After decades of largely unchanged treatments, a new study led by Greek scientists is showing great promise for leukaemia patients, revealing a gene that ‘blocks’ the disease.
Reported in the scientific journal Nature late last month, researchers from the Wellcome Trust Sanger Institute, the Gurdon Institute and their collaborators show that inhibiting the METTL3 gene with certain drugs destroys the cells of acute myeloid leukemia (AML) – an aggressive cancer of the blood – without negatively impacting non-leukemic blood cells.
The study goes on to reveal why METTL3 is required for AML cell survival, by deciphering the new mechanism it uses to regulate several other leukaemia genes.CRISPR-Cas9 gene-editing technology was used to screen cancer cells for vulnerabilities. These leukaemia cells with mutations in the genes were then created in mice, with each gene tested in a bid to find which were essential for the leukaemia’s survival.
“This mechanism shows that a drug to inhibit methylation could be effective against AML without affecting normal cells,” said one of the study’s authors, Dr Konstantinos Tzelepis.
They ended up with 46 possible genes, but it was METTL3 that was found to have the strongest effect. The real breakthrough came when they discovered that while it was essential to the survival of the leukaemia cells, it was not required for healthy blood cells.

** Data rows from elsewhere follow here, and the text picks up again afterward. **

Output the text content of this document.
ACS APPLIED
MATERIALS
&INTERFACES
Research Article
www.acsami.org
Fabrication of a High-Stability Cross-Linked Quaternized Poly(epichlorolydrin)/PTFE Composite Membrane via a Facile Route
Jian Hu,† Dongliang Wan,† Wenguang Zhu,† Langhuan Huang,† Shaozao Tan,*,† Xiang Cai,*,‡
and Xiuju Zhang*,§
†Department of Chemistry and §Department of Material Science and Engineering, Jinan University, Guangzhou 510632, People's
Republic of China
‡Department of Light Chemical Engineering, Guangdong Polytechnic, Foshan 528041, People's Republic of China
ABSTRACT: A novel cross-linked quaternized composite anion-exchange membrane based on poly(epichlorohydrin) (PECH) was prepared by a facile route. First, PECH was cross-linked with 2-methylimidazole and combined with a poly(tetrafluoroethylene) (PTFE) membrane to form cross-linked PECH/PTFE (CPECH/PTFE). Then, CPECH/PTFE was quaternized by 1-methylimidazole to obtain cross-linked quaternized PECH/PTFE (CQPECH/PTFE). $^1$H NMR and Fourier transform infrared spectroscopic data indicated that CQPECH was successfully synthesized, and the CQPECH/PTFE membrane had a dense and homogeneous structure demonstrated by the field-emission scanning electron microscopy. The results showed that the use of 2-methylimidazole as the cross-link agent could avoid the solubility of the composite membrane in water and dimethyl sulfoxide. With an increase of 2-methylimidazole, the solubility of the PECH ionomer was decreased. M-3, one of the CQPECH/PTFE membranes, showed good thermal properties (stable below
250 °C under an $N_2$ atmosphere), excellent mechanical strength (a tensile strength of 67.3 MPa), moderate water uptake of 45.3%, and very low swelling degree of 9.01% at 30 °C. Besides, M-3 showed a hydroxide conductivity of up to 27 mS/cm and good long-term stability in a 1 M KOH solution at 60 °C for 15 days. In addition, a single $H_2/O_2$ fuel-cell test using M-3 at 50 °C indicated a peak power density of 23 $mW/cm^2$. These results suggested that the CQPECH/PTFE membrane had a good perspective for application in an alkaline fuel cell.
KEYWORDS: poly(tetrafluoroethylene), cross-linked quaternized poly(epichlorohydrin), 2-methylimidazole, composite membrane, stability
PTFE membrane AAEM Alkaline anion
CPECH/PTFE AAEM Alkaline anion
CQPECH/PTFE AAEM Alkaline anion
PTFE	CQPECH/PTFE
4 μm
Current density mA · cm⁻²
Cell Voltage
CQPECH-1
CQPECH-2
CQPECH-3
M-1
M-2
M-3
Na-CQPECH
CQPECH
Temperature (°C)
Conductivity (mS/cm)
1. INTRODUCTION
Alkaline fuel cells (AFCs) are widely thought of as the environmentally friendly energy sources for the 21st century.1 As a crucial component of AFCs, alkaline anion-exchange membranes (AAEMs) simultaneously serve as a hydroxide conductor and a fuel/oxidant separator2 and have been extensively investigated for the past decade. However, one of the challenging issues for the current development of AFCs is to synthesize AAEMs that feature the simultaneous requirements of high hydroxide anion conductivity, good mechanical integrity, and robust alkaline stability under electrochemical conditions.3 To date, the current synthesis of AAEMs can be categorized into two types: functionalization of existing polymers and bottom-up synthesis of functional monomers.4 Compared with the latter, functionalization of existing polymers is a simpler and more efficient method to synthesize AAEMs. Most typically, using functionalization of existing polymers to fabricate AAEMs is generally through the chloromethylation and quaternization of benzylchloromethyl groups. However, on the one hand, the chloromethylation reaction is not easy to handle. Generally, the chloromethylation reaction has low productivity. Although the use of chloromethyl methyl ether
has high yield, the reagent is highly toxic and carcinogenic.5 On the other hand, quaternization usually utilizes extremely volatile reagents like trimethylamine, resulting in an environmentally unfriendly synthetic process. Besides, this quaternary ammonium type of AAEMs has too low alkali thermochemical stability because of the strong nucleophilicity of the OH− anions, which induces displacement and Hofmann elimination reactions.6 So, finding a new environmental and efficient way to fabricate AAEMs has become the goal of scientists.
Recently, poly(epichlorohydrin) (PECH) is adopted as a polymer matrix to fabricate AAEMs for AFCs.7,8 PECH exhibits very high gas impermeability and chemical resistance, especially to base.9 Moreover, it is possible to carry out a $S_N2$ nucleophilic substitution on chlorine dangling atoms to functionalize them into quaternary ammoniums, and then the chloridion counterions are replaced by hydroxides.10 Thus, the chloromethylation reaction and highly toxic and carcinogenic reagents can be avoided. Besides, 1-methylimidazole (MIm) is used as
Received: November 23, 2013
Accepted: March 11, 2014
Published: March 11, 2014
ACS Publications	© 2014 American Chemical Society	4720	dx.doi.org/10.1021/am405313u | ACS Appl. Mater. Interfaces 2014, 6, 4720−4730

Joint project leader, Professor Tony Kouzarides stressed the importance of new treatments for AML and said that their study “will inspire pharmaceutical efforts to find drugs that specifically inhibit METTL3 to treat AML”.
AML is a cancer that affects people of all ages. The condition develops in cells in the bone marrow crowding out the healthy cells, in turn leading to life-threatening infections and bleeding. With patients often requiring months of intensive chemotherapy and prolonged hospital admissions, outcomes are currently poor for the majority, but joint project leader Dr George Vassiliou is positive about the future thanks to their innovative approach.
“We believed that we had to think differently and look in new places for ways to treat the disease and in METTL3 we have found an exciting new target for drugs,” he said.
“We hope that this discovery will lead to more effective treatments that will improve the survival and the quality of life of patients.”